Between 2008 and 2012, AB brands have lost 137,000 bbls. in Oregon resulting in a -3.6% share of market.  Maletis and three other small ABI distributors are now the only independent wholesalers remaining in the state.  Unlike the ABI operations, however, Maletis has a large portfolio of crafts including Heineken.  Columbia, formerly Coast Dist., has MC and the Modelo portfolio, in addition to a number of crafts.  ABI also owns the AB operation in Seattle and competes there against Columbia, who also has large operations in Washington.

In 1970, Schlitz shipped 15 million bbls. of beer, and continued selling at a similar volume a decade later. Subsequent years have seen a decrease in the downward spiral of sales.  By the time Stroh Brewing Co. acquired Schlitz; many Schlitz wholesalers had, or were in the process of selling out.  Some wholesalers bought the local Coors house, but many did not see a future and decided to sell while their distributorship still had value.

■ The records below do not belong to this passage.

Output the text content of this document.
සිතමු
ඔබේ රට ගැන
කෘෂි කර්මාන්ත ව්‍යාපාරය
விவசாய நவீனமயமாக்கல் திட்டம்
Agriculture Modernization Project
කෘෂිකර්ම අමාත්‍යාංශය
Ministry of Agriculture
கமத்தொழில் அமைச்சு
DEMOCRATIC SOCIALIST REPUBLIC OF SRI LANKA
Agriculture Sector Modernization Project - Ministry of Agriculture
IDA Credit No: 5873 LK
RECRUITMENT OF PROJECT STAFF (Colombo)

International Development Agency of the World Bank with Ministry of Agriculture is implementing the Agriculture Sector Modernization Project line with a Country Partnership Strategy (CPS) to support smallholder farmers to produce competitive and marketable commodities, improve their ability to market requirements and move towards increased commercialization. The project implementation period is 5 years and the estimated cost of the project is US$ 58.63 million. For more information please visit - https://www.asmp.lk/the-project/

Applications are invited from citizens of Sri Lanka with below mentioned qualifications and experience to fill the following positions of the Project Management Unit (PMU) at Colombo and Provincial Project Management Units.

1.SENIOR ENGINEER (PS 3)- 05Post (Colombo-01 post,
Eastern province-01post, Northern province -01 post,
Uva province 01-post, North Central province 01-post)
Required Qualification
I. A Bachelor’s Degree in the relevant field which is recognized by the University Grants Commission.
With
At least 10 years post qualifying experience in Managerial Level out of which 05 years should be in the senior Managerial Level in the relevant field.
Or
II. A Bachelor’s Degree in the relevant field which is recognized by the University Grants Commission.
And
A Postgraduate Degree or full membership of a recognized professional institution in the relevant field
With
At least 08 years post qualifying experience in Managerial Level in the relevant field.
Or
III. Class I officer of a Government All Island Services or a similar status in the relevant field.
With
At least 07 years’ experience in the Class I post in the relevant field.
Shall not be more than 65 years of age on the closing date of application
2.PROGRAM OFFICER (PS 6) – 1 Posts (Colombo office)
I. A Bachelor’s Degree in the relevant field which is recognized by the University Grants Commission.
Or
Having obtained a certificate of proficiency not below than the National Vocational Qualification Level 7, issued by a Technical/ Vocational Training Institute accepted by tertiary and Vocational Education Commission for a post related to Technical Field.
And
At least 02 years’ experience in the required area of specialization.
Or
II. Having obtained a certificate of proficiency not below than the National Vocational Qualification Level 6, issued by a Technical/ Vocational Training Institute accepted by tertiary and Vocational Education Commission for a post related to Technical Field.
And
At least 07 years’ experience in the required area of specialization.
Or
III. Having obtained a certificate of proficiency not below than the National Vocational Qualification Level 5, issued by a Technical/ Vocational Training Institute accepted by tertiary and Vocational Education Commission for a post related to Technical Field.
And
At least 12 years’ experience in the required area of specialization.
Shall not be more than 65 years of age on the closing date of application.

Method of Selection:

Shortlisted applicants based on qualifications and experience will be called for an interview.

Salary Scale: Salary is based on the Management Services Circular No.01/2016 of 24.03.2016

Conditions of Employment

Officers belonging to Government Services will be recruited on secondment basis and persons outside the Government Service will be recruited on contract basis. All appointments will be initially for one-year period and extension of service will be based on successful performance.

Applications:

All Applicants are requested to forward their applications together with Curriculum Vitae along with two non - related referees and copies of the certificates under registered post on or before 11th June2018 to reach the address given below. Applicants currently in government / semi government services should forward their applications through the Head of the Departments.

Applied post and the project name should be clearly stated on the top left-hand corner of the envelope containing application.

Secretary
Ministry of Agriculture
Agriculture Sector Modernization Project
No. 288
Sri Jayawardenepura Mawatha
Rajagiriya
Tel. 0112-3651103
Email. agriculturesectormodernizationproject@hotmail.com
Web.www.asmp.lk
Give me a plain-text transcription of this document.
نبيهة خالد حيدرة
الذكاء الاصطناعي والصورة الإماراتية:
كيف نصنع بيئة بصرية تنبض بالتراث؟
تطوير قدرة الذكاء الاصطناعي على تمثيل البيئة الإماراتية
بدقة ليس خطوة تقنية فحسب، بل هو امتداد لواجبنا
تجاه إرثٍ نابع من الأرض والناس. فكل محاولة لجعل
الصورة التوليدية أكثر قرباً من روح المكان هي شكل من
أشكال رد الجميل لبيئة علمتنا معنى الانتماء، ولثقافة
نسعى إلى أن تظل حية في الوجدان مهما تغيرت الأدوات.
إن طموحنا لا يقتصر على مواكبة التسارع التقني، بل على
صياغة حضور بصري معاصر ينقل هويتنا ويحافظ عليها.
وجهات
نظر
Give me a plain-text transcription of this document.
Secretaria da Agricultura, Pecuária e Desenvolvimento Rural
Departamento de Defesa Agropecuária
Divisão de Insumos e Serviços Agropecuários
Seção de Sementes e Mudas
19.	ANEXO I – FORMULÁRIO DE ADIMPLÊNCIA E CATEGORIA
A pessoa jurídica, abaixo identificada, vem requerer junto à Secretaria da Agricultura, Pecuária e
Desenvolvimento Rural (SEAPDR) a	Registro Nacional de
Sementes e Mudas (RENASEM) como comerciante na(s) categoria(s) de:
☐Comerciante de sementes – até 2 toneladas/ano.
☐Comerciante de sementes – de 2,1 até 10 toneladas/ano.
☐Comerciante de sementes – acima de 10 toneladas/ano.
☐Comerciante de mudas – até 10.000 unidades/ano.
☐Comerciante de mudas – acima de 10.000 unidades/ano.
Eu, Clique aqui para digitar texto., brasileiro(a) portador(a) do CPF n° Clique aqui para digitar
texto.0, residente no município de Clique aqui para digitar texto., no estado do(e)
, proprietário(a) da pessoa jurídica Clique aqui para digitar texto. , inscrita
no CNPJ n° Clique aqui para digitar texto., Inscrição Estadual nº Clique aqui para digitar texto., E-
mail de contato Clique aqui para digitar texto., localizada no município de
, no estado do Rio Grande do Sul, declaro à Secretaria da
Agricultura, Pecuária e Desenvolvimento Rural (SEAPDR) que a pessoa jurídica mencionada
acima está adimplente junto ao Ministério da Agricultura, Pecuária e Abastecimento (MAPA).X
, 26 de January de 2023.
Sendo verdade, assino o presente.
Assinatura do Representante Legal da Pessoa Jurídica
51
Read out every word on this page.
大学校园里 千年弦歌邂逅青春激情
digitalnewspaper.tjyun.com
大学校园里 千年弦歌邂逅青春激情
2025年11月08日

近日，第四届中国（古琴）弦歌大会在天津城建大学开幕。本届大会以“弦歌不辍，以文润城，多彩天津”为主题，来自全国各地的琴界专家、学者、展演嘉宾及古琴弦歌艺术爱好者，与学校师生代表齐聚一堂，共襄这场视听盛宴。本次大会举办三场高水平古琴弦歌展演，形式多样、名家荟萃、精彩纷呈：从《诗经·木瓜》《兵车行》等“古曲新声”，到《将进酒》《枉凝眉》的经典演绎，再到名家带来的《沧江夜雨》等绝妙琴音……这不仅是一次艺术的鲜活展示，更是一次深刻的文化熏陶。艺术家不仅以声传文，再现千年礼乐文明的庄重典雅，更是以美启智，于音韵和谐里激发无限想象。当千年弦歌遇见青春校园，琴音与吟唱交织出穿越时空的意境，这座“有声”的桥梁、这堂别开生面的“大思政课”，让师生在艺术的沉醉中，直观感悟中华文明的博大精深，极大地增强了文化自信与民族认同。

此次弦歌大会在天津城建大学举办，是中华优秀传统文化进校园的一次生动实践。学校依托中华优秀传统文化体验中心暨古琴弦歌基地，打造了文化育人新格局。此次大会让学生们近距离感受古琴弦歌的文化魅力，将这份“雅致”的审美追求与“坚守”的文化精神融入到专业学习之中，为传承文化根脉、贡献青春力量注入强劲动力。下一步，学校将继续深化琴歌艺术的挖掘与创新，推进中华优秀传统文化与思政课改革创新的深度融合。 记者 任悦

Early 2013, shipment numbers indicated AB has lost 10.325 million bbls., or approximately -4% share of market since 2008.  AB has dropped to its current market share of 46% from a high of 50%.  MC has lost 7.3 million bbls., -11.3%, in the same time period.  In just four years, the two breweries have lost more in volume then Schlitz sold as the number two brewery in the US while experiencing their peak year in 1970!

The question going forward is, can the industry look at Oregon and see what is coming?  AB wholesalers who did not expand their portfolio’s years ago as Maletis did, are watching their market share drop. Will the AB distributors do the same as the Schlitz wholesalers did and sell out at a premium before they, too,  lose additional market share?  ABI might see buying these houses as the only recourse to save their remaining market share.  To ABI, their ownership in these distributorships is a better option than consolidating AB with multi-brand houses.

Recently Dr. Pullman, who heads up Portland State’s The Business of Craft Brewing online program, asked, “Have we reached the tipping point in Portland with crafts?”   The answer to that would depend upon from which side one views the problem.  Meaning, is it the beginning of the end or the end of the beginning?